C) Control Processor (CP) Complexity
CP_ANA_COMPLEX_REC_TUNEDCP_DIG_COMPLEX_REC_TUNEDCP_SEQ_COMPLEX_REC_TUNED

This is one of the most valuable sections.

It models hidden engineering effort caused by:

  • advanced control strategies
  • sequencing
  • interlocks
  • shutdown behavior
  • startup logic
  • analog complexity

Example:

Simple DI point≠complex analog cascade loop

even if IO counts are identical.

This is where “real engineering reality” enters the tool.


D) DI Section
DI_COMPLEX_REC_TUNEDDI_SEQ_COMPLEX_REC_TUNED

DI here means:

Device Integration

This models external systems integration effort:

  • PLCs
  • package units
  • analyzers
  • third-party skids
  • Modbus interfaces
  • OPC integration

These projects explode in hours because of:

  • interface debugging
  • protocol mismatches
  • vendor coordination
  • FAT alignment

The estimator explicitly models this.

Very advanced conceptually.


E) ESD/SIS Logic

This is probably the most intelligent part.
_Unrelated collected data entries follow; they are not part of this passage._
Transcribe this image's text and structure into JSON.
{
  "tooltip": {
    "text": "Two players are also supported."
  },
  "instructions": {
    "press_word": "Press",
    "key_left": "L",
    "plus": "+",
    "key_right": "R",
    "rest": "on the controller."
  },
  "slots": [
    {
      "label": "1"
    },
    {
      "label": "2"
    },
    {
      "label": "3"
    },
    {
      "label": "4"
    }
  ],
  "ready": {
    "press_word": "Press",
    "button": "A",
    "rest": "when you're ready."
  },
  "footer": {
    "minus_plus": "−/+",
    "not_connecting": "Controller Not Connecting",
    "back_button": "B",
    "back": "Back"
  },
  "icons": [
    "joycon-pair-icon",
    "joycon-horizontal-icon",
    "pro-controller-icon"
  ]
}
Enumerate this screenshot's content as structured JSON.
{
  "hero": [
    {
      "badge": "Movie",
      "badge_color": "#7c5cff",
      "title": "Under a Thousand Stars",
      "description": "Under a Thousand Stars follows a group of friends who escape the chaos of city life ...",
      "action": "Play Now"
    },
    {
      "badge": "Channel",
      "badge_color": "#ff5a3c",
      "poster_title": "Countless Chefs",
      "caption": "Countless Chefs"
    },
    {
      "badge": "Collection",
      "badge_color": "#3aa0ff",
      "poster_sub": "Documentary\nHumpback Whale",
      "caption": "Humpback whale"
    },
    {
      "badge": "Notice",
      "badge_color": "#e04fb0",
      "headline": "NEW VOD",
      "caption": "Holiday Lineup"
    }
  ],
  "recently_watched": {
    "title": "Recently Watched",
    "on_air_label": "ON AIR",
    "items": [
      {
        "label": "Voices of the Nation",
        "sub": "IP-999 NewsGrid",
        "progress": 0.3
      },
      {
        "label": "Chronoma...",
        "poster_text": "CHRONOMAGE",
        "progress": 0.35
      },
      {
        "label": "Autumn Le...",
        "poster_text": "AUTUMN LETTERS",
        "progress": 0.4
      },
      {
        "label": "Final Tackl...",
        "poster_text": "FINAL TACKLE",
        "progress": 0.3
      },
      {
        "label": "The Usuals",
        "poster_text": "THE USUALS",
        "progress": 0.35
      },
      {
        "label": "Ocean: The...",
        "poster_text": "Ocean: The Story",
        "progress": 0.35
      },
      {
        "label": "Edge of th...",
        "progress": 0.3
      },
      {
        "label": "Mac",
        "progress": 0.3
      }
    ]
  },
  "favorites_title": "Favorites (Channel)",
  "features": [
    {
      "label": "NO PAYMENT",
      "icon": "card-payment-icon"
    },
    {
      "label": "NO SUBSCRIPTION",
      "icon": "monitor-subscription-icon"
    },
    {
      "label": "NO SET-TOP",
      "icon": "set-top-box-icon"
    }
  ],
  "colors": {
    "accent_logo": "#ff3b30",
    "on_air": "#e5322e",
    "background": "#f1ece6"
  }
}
ESD_COMPLEX_REC_TUNEDESD_GRP_START_COMPLEX_REC_TUNEDESD_MISC_CAB_REC_TUNED

These factors model:

  • SIL rigor
  • shutdown matrices
  • voting logic
  • permissives
  • proof testing
  • FAT intensity
  • safety validation

This is exactly why the automotive engineer recognized similarities to ISO 26262 estimation.

Because structurally:

Safety Integrity→ Verification Explosion→ Documentation Explosion→ Engineering Hours Explosion

exists in both worlds.


F) Duration-Based Estimation

Huge section:

DURATION_BASED_*

This means GECE supports:

Time-distributed engineering models

instead of only quantity-based models.

Example:

  • controls %
  • testing %
  • documentation %
  • meetings %
  • site %
  • review %
  • implementation %

This is extremely important because many engineering projects are schedule-driven.

Meaning:

Longer project duration→ more coordination→ more PM→ more meetings→ more reviews→ more site support

even if IO counts remain unchanged.

Most estimators completely miss this.


G) FAT/Test Modeling
TEST_PRE_FAT_REC_TUNEDTEST_FAT_REC_TUNED

These estimate:

  • internal testing
  • dry runs
  • integrated FAT
  • customer FAT
  • debugging cycles

This is usually severely underestimated in real projects.


H) Application Injection Logic
APP_1_NAME_TUNEDAPP_1_HOURS_TUNED...APP_8_NAME_TUNED

This is basically:

Custom engineering package injection

Meaning industry-specific applications can add fixed hours.

Example:

  • burner management
  • APC
  • leak detection
  • compressor anti-surge
  • historian integration

This gives GECE modular extensibility.


Architectural Insight

The most important realization:

The workbook is NOT:

IO × fixed hours

It is actually:

Context-aware engineering behavior modeling

That is why the tool feels much closer to expert estimation than normal calculators.